Ces investissements massifs ont fait gagner au pays un point de croissance, selon le gouvernement. Et la construction ou rénovation des dix stades a créé 66.000 emplois.
Du 1er juin au 11 juillet 2010, jour de la finale, l'Afrique du Sud a accueilli 1,4 millions de touristes étrangers, contre 1,1 million pendant la même période de 2009.
Voilà pour les recettes immédiates. Mais une fois le bourdonnement des vuvuzelas dissipé, le pays organisateur a-t-il bénéficié d'un effet Coupe du monde ?
'Bon pour l'image'
"Les gains ont largement dépassé les dépenses", tranche sans hésiter Gillian Saunders, du cabinet d'audit Grant Thornton.
"Il y a beaucoup d'infrastructures, les télécommunications ou les routes près des stades, que nous n'aurions pas eues autrement", ajoute-t-elle, "ça a créé un élan tel que les arrivées de touristes ont continué à augmenter l'année suivante".

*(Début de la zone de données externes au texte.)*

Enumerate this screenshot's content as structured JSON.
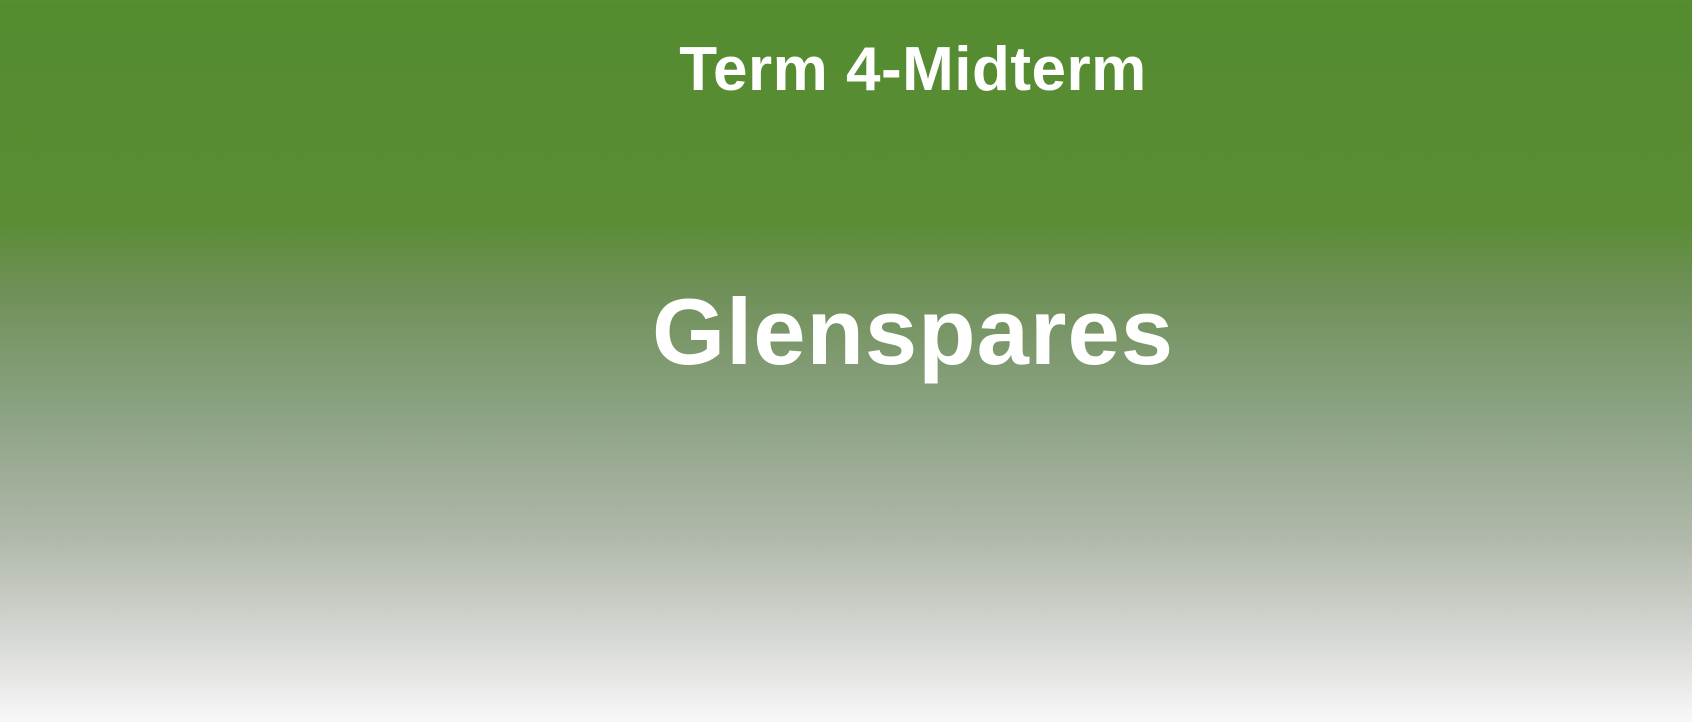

"C'était un bon exercice de marketing qui nous a mis au centre du monde. C'était bon pour l'image de l'Afrique du Sud et pour le tourisme", confirme Mike Schussler, directeur du centre d'analyses Economists.co.za.
"Mais on n'a jamais récupéré l'argent investi dans les stades", nuance-t-il, "certaines municipalités ont hérité de factures qu'elles devront payer encore longtemps".
Après la Coupe du monde, l'Etat sud-africain a cédé aux villes la propriété de leurs stades, ainsi que leur gestion.
Les plus grandes comme Johannesburg ou Le Cap s'en sont accommodé. Leurs sites accueillent les rencontres des plus grandes équipes de football et de rugby, nationales ou étrangères, ainsi que les concerts d'artistes prestigieux.
Johannesburg a même confié leur gestion au secteur privé.
"A charge pour leurs responsables de commercialiser les sites, d'y attirer des événements, de générer des revenus, de les entretenir et de partager les bénéfices avec la ville", explique le responsable des sports de la ville, Siyanda Mnukwa. "Ils ne pèsent donc que très peu sur nos finances".
La situation est nettement moins réjouissante dans des villes comme Rustenburg, Nelspruit ou Polokwane, qui éprouvent les pires difficultés à remplir leurs gradins.
'Fardeau'
"On nous a dit que les recettes du stade couvriraient son coût. Mais on dépense chaque année 15 à 18 millions de rands pour couvrir ses frais", regrette Frank Haas, le chef de l'opposition à Polokwane. "C'est un fardeau, la question est de savoir si on peut le justifier auprès de la population".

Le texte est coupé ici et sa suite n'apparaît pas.